Dann siehst Du die Regeln der Firewall, die in der Zwischenzeit Pakete gematcht haben.

----------

## schmidicom

 *alexander_ro wrote:*   

> ...
> 
> Nur wenn der Output von einem mit cron gestartetem "emerge --sync" gesendet wird sieht man zwar in den Logfiles das die versendet wurde aber sie kommt nicht an. Der Mailserver sagt "lost connection after DATA" siehe Logzeilen unten.

 

Wie genau sieht dieser cron-Befehl den aus?

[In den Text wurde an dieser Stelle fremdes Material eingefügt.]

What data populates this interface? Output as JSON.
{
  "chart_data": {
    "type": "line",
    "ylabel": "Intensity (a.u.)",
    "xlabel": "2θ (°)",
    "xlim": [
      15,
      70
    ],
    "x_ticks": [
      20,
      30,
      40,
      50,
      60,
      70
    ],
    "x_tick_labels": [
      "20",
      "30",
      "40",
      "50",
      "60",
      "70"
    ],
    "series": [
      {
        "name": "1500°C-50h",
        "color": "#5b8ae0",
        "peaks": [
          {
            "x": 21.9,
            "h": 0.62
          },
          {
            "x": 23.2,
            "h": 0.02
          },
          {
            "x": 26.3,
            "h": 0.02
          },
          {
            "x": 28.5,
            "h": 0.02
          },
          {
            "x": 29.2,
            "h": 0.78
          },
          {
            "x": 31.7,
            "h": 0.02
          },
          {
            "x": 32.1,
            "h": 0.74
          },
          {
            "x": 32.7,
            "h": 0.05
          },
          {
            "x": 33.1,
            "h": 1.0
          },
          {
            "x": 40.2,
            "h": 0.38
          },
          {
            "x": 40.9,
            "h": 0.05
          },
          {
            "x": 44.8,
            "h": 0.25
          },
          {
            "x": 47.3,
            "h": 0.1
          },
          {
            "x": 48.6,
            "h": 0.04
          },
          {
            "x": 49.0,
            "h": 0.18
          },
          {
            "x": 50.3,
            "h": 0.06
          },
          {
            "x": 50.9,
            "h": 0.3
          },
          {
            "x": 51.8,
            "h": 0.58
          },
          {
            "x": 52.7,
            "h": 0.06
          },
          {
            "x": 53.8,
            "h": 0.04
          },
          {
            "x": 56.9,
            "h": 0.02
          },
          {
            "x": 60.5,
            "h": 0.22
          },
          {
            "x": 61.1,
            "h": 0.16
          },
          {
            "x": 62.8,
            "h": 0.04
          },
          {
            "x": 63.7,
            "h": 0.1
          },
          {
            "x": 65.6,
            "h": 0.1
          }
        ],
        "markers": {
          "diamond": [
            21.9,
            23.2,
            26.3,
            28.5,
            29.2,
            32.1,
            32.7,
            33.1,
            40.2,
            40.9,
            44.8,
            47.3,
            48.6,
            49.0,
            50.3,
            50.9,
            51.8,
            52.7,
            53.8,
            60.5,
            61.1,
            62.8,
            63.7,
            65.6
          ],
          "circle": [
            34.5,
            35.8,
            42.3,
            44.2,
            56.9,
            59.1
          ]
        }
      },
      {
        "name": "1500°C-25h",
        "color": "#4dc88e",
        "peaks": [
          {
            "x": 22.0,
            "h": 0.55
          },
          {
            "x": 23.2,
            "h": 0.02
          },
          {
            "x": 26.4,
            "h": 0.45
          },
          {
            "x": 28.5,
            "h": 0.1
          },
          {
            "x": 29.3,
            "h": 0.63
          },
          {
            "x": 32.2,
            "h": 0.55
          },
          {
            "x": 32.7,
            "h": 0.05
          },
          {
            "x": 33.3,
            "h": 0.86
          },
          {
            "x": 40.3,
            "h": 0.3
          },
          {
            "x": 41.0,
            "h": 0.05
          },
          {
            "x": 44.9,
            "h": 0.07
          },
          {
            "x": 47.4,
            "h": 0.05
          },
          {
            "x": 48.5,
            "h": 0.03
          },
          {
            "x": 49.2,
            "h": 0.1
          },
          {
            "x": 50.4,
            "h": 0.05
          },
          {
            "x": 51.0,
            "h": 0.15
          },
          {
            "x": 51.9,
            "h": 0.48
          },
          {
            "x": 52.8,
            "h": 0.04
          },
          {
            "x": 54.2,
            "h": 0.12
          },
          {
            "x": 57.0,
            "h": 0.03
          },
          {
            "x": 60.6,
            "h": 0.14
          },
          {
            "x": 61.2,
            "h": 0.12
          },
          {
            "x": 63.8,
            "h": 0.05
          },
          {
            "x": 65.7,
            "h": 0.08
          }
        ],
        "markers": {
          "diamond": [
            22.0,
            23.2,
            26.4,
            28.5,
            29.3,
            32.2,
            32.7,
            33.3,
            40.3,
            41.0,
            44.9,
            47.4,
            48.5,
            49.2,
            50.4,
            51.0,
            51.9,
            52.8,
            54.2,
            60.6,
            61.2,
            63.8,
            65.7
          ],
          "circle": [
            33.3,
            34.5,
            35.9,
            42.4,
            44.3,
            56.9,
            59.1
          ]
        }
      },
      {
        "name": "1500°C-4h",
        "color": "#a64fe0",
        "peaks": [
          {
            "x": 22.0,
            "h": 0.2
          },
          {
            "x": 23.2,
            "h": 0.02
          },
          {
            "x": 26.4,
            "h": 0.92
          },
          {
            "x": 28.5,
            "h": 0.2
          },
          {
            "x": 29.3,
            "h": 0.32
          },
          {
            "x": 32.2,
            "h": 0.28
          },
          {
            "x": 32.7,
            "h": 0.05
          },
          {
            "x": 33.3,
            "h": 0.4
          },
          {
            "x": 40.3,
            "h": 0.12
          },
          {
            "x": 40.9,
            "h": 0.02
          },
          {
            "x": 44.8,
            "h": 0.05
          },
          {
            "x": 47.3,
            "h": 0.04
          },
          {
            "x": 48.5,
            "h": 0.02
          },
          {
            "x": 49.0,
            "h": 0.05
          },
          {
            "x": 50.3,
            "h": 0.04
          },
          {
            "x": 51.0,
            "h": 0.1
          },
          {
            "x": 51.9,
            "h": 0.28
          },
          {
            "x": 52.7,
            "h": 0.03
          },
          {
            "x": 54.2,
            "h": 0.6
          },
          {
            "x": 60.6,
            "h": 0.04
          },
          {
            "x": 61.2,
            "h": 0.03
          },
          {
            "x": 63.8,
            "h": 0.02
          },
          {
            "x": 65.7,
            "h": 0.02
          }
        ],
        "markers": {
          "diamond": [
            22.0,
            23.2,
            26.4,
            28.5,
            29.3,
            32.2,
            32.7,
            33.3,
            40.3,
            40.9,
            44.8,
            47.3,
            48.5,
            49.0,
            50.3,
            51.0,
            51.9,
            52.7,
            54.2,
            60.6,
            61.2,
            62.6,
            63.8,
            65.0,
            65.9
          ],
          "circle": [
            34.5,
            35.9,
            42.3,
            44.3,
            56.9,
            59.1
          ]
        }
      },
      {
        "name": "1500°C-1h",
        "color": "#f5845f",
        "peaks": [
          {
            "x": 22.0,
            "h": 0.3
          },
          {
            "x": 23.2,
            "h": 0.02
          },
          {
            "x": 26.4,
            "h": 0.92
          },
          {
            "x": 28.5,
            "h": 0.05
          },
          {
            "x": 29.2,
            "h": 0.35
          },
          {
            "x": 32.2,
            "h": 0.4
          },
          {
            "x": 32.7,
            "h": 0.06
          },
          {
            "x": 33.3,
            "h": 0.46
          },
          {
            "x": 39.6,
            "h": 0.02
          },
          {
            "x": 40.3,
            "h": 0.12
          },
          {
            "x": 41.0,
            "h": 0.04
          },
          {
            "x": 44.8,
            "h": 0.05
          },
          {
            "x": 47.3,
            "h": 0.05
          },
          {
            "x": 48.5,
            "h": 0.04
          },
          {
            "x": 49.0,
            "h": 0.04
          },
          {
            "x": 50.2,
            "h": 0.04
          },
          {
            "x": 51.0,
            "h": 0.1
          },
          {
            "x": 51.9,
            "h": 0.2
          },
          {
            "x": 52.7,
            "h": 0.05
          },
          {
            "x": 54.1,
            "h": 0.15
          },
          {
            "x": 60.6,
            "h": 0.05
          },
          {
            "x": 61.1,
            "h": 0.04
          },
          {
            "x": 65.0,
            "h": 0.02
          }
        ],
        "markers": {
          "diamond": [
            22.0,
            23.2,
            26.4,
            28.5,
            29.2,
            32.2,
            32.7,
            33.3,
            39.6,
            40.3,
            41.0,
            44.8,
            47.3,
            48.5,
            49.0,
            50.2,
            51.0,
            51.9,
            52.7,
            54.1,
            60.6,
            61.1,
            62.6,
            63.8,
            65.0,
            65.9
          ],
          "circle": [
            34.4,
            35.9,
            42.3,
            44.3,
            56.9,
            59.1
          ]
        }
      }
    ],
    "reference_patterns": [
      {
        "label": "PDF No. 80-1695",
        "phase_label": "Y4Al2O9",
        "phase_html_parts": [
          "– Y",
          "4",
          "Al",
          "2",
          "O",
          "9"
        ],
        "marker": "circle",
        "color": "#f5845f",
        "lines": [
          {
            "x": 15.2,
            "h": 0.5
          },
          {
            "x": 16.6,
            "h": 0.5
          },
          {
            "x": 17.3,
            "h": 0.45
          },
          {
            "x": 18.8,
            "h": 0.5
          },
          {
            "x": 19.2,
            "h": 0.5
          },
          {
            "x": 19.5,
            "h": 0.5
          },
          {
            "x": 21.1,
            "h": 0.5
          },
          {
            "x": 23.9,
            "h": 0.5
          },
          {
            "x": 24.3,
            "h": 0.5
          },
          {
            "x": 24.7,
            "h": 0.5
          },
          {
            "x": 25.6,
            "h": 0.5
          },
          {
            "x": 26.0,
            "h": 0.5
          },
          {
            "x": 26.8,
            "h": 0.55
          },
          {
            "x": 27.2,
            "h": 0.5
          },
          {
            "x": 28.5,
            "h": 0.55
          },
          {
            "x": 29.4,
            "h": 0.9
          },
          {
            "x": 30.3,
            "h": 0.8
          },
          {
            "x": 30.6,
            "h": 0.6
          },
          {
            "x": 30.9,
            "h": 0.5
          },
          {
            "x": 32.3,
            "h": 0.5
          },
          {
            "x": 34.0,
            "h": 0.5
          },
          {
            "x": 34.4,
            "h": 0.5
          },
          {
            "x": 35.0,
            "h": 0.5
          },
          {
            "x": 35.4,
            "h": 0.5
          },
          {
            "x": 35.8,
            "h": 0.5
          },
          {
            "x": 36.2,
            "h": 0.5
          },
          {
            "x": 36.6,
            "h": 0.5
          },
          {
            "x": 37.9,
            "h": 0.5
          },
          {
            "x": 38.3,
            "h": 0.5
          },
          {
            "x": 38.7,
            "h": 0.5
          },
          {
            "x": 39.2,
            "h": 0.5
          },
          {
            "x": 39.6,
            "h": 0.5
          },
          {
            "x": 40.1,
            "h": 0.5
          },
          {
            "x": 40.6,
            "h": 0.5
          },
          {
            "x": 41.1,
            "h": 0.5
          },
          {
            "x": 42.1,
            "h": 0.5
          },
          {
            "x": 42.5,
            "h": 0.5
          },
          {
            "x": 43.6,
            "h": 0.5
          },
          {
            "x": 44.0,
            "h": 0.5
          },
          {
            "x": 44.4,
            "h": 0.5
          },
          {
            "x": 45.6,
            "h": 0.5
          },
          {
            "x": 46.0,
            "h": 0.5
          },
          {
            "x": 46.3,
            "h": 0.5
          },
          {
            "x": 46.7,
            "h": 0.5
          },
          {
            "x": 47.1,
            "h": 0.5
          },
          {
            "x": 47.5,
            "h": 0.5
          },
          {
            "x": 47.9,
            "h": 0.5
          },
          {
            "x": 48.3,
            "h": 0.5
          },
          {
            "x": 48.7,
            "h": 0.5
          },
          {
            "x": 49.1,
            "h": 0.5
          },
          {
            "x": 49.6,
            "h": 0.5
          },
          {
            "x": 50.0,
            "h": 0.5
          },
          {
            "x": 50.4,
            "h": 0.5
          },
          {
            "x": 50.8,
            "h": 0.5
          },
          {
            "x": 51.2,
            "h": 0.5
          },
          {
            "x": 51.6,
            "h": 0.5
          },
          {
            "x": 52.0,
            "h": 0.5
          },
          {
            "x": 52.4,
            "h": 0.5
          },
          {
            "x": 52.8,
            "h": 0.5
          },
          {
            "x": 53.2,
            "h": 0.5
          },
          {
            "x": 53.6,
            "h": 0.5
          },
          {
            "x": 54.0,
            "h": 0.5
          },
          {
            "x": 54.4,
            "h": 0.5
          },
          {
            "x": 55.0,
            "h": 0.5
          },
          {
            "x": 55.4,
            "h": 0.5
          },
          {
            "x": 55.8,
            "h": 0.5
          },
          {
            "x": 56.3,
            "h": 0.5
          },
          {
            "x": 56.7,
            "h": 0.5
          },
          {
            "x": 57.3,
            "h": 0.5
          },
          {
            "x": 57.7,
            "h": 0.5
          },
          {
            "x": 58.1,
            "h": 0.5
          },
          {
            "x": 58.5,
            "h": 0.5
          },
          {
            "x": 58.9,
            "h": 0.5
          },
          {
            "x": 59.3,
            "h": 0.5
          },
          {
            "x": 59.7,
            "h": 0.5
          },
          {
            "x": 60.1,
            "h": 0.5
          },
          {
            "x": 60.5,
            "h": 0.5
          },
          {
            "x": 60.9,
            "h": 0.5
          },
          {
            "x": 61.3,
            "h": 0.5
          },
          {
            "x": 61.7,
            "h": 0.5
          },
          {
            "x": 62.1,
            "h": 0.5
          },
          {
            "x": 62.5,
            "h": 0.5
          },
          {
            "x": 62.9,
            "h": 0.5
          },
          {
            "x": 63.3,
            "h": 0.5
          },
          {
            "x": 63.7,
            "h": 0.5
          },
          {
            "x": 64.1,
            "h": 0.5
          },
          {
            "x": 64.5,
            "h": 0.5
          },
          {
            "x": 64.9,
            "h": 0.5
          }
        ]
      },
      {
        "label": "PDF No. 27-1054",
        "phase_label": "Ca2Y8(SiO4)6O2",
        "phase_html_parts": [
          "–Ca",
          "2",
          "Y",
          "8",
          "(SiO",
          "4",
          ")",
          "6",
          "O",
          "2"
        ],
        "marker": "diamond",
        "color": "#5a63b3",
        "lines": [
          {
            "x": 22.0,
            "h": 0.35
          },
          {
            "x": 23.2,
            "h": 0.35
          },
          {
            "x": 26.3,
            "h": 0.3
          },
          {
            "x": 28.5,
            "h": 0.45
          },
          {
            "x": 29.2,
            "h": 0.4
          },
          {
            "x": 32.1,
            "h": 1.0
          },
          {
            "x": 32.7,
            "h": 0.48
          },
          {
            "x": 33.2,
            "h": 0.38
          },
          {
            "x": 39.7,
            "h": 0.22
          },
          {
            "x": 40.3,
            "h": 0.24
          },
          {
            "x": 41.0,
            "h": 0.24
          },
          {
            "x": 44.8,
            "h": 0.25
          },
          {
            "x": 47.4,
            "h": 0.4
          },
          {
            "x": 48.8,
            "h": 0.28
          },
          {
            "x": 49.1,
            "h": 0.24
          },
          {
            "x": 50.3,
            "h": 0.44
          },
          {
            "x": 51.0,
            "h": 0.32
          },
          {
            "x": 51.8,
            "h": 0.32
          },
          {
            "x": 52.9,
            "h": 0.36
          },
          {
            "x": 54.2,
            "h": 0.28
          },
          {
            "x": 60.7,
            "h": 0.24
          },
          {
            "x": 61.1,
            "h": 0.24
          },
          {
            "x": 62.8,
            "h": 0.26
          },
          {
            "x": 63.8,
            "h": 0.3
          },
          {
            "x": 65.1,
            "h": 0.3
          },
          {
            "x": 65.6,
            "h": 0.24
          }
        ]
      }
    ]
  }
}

Wird mit ssmtp gleich zu beginn eine Verbindung aufgebaut und erst nach der vollständigen Ausgabe von "emerge --sync" das E-Mail versendet oder kommt ssmtp erst zum Zug wenn "emerge --sync" bereits gelaufen ist? Bei ersterem könnte ich mir denken das es einfach zu lange dauert und die Verbindung deshalb abgebrochen wird, denn im Log sieht es ja so aus als wären schon einige Daten angekommen.

 *Quote:*   

> ...lost connection after DATA (54537 bytes)...

 

----------

## alexander_ro

Wann der cron die Verbindung zum Mailserver aufbaut weiß ich nicht. Es ist der vixie-cron.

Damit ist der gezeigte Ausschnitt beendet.